The state now joins the city of Chicago and Cook County in making Juneteenth a holiday. Forty six states to date have made Juneteenth a paid state holiday, and Illinois has become the 47th.
Illinois will recognize Juneteenth throughout the state, lowering all flags covered by the Illinois Flag Display Act to half-staff on June 19. In addition, a Juneteenth flag will fly over the state Capitol in Springfield.
The legislation clarifies that Juneteenth will be a paid holiday for state workers and public education professionals when June 19 falls on a weekday. June 19 falls on a Sunday in 2022, so the first paid state holiday for Juneteenth will be in 2023.
HB 3922 is effective Jan. 1, 2022.
Juneteenth is also one step closer to becoming a federal holiday after the U.S. Senate passed a bill, which is now heading to the House.

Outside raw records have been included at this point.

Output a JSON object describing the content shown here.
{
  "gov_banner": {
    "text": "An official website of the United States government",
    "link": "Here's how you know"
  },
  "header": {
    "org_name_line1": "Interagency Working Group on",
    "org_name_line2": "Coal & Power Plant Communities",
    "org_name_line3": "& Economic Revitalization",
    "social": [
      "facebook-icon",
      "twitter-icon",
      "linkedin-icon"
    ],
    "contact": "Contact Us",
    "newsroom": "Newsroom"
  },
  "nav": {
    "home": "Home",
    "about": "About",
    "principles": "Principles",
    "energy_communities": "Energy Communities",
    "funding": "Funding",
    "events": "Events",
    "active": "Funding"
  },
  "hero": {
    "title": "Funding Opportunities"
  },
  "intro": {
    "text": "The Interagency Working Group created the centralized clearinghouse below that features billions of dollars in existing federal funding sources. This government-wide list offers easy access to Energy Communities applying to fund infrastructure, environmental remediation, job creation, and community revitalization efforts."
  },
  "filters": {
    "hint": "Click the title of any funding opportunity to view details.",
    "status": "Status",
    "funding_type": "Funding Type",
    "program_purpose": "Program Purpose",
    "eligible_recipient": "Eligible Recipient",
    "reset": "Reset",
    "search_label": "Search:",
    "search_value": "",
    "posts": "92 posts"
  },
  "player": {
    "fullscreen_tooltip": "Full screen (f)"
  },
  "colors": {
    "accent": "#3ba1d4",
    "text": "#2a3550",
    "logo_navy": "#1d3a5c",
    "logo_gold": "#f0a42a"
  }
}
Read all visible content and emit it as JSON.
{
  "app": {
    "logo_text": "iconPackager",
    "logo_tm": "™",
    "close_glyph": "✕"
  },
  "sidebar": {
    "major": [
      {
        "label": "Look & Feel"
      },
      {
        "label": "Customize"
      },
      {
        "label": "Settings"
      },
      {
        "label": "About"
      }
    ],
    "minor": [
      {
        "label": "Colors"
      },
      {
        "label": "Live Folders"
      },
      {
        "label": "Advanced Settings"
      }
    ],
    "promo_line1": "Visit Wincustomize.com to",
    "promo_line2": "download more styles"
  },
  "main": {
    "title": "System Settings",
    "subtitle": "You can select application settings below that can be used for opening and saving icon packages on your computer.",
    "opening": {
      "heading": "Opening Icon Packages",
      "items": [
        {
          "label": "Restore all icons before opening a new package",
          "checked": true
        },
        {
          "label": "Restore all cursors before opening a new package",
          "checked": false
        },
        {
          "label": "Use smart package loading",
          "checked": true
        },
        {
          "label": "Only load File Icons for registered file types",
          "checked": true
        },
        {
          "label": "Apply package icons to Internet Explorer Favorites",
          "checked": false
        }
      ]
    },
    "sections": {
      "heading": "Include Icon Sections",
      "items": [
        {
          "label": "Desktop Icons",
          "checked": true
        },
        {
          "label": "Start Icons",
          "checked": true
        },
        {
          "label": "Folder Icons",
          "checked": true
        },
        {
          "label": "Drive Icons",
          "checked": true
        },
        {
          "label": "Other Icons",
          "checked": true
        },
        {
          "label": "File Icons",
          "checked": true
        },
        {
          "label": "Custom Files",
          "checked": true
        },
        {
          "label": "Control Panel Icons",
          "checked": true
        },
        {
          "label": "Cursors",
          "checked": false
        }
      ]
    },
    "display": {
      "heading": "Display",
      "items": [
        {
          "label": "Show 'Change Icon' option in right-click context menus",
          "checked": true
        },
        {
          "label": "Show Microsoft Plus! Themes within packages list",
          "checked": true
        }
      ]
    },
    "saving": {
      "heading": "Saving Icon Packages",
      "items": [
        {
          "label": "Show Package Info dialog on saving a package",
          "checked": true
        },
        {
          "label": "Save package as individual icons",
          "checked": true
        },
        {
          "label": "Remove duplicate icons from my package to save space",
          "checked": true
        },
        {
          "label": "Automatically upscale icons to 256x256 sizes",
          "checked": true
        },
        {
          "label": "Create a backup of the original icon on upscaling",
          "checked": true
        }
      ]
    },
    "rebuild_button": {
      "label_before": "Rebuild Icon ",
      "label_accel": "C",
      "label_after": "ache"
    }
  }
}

County leaders also announced Wednesday that they will light the skyline in red in honor of Juneteenth.
Chicago has a number of events planned Wednesday, leading up to Juneteenth this weekend.
There were speeches and music in Daley Plaza.
"This week we honor the women, the men, the children who were enslaved, those who escaped slavery and those who fought to end this disgraceful period in our nation's history," said Cook County Board President Toni Preckwinkle. "This week we finally give Juneteenth the respect and reverence it deserves."
State and local officials said Juneteenth is a reminder of how long Black Americans have fought for equality, and continue to do so today.
"There is much to do to advance racial equality, and I'm committed to this work. As Cook County Board President, I will do everything that I can to center racial equity in my administration," Preckwinkle said.